Our patient received treatment with rituximab, the efficacy of which in MS has been shown in observational and phase II studies. Hauser et al. have shown that compared with placebo, rituximab reduced inflammatory brain lesions and clinical relapses for 48 weeks.[37] Spelman et al. have shown that rituximab was superior to first-generation DMTs with respect to relapse control and tolerability.[22] An observational study showed that the rate of clinical relapses or neuroradiologic disease activity was significantly lower for rituximab when compared with injectable DMTs and dimethyl fumarate, with a tendency for a lower rate of relapses; this seems to also be the case when compared with natalizumab and fingolimod.[38] Our patient had stable RRMS and she received IFN before switching to rituximab.
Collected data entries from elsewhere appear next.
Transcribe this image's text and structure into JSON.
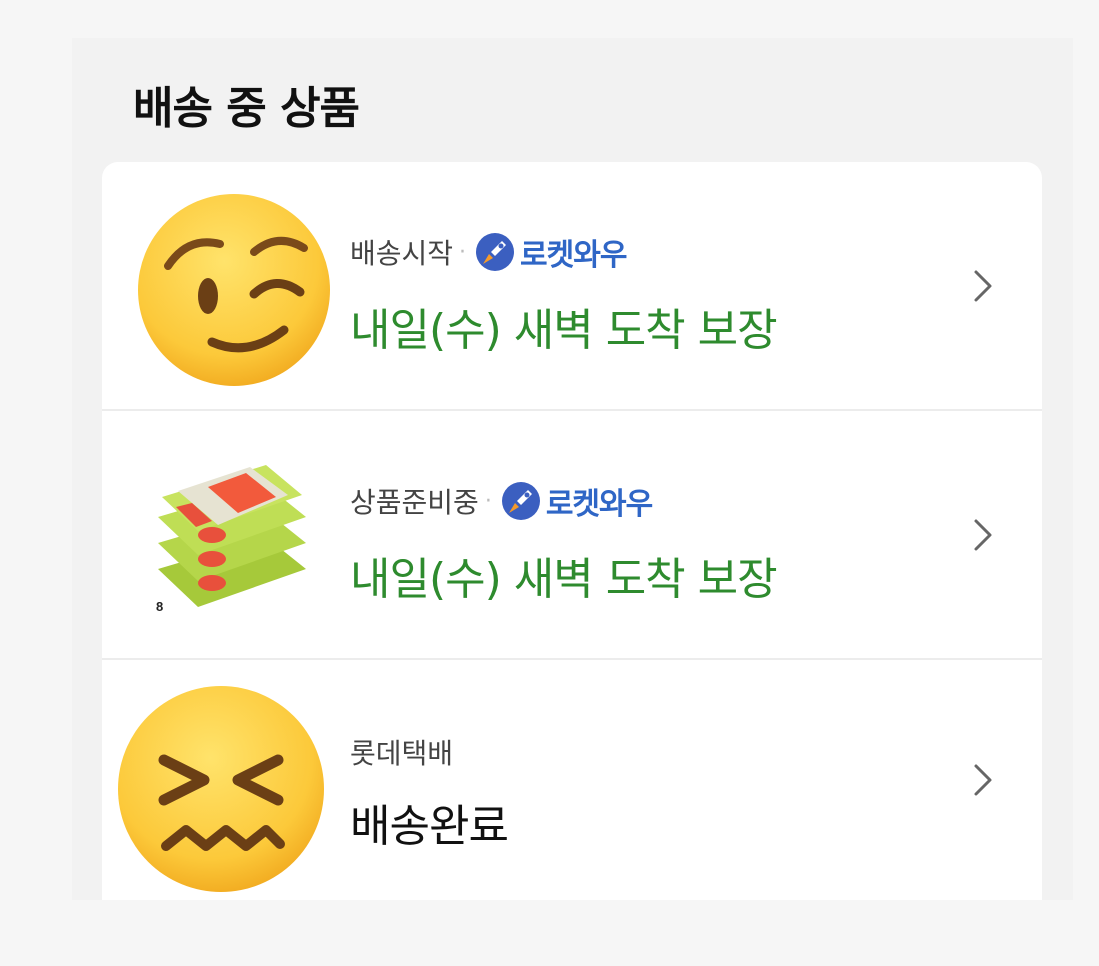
{
  "section": {
    "title": "배송 중 상품"
  },
  "colors": {
    "accent_green": "#2e8b2e",
    "rocket_blue": "#2f66c6",
    "text_dark": "#111111"
  },
  "shipments": [
    {
      "thumbnail_icon": "winking-face-emoji",
      "carrier_status": "배송시작",
      "badge": "로켓와우",
      "status": "내일(수) 새벽 도착 보장"
    },
    {
      "thumbnail_icon": "wet-wipes-package",
      "carrier_status": "상품준비중",
      "badge": "로켓와우",
      "package_count": "8",
      "status": "내일(수) 새벽 도착 보장"
    },
    {
      "thumbnail_icon": "confounded-face-emoji",
      "carrier_status": "롯데택배",
      "status": "배송완료"
    }
  ]
}
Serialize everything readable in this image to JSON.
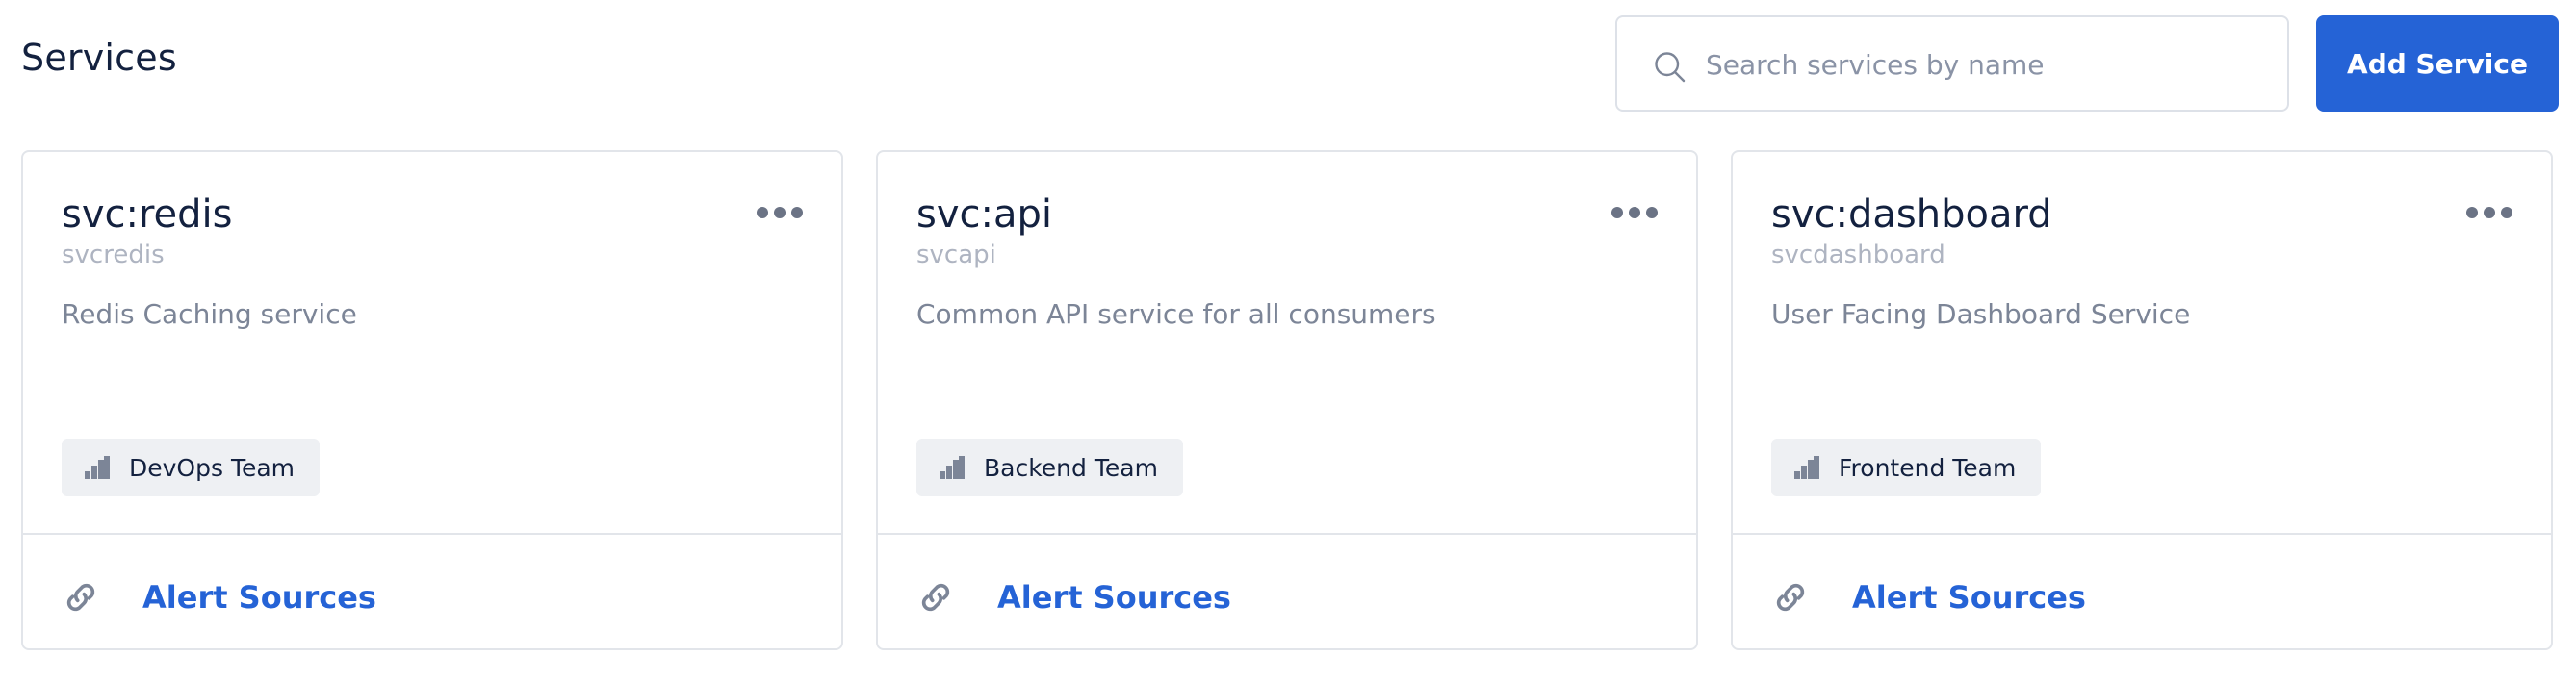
{
  "page": {
    "title": "Services"
  },
  "search": {
    "placeholder": "Search services by name",
    "value": ""
  },
  "toolbar": {
    "add_label": "Add Service"
  },
  "colors": {
    "accent": "#2563d6",
    "badge_bg": "#eef0f3",
    "border": "#e2e5ea"
  },
  "cards": [
    {
      "name": "svc:redis",
      "id": "svcredis",
      "description": "Redis Caching service",
      "team": "DevOps Team",
      "alert_label": "Alert Sources"
    },
    {
      "name": "svc:api",
      "id": "svcapi",
      "description": "Common API service for all consumers",
      "team": "Backend Team",
      "alert_label": "Alert Sources"
    },
    {
      "name": "svc:dashboard",
      "id": "svcdashboard",
      "description": "User Facing Dashboard Service",
      "team": "Frontend Team",
      "alert_label": "Alert Sources"
    }
  ],
  "icons": {
    "search": "search-icon",
    "more": "more-horizontal-icon",
    "team": "team-icon",
    "alerts": "link-icon"
  }
}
On this point, an open-label phase II multicenter study showed that in patients with stable RRMS, a treatment switch from INF or glatiramer acetate to rituximab was associated with reduction of disease activity measured by MRI and levels of CSF neurofilament light chain.[39] Also, rituximab seems to have improved effectiveness and tolerability compared with fingolimod in stable RRMS patients who switch from natalizumab because of JC virus antibody positivity.[40] Finally, an observational study has shown that rituximab was safe and effective in patients with RRMS who failed to respond to first- and second-line therapies and also a useful option for patients with concomitant autoimmune disorders such as in our case report.[41]

In conclusion, the distinction between MS and SLE is a diagnostic challenge for the neurologist, and the presence of both diseases should be considered in patients with clinical neurologic manifestations of MS who present with typical systemic manifestations of SLE.